Do we really want to live in a society where everyone gets to decide what's morally right or wrong for themselves? Andrew Kehoe was morally right, he just got caught, that's all. Lee Harvey Oswald was morally right, he just got caught too. Jack Ruby also. And all those pedophile priests. And, of course,reductio ad Hitlerum, Adolf Hitler was morally right, he just got caught, that's all.
"Do we really want to live in a society where everyone gets to decide what's morally right or wrong for themselves?"
We do.
That's why, in spite of the bible telling people that they should stone their children to death for swearing, people don't.
They make their own moral judgement.
The atheists are the ones who have noticed this.
You on the other hand, have run up against Godwin's law (and Hitler was, by the way, a theist).

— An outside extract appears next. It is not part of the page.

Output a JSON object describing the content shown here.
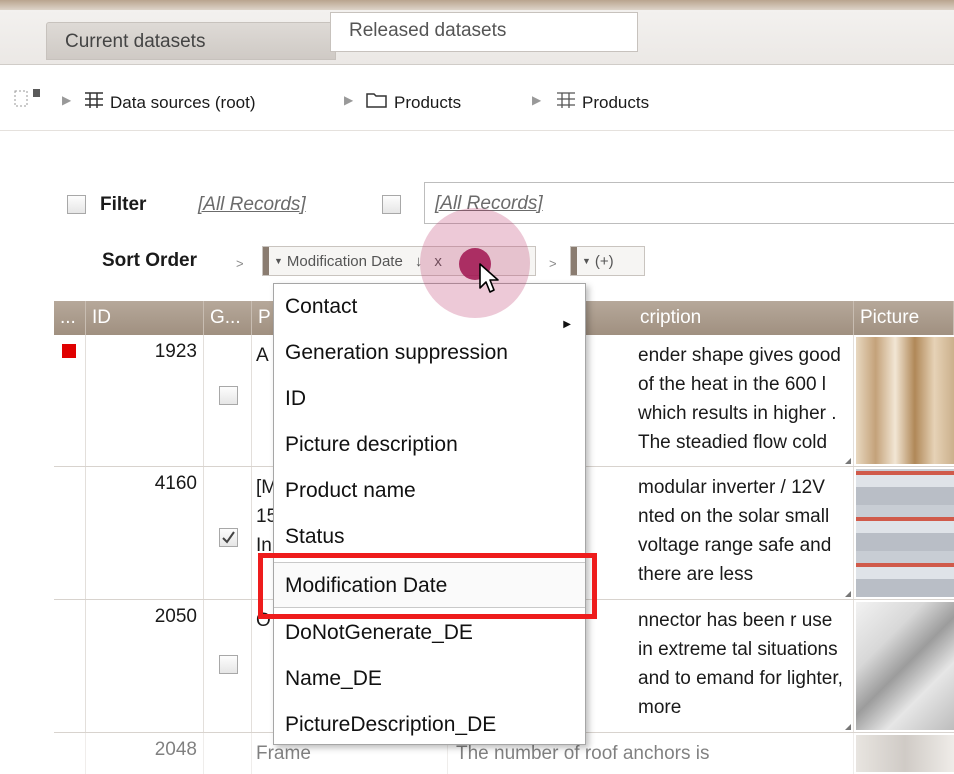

It's not so long since the church approved of slavery.That doesn't depend on what I believe: it's a straightforward fact.
They firmly believe something which is obviously false.
I wouldn't trust that fact to work on Ewmon. I tried the same thing as far as "burning homosexuals alive" being immoral. His response, which was admirably un-hypocritical, was that they deserve to be burned alive. They sin, and spread disease, and whatever the hell else he said... it was altogether awful.
So, I think we have a fairly straight firing line. The religious want to kill and maim (and keep slaves if they're consistent), and they think all of humanity deserves to suffer. The anti-religious think the opposite. Let's just see who wins the moral high ground here.
"invariant morality" HA!
Edited by ewmon, 5 February 2013 - 02:28 PM.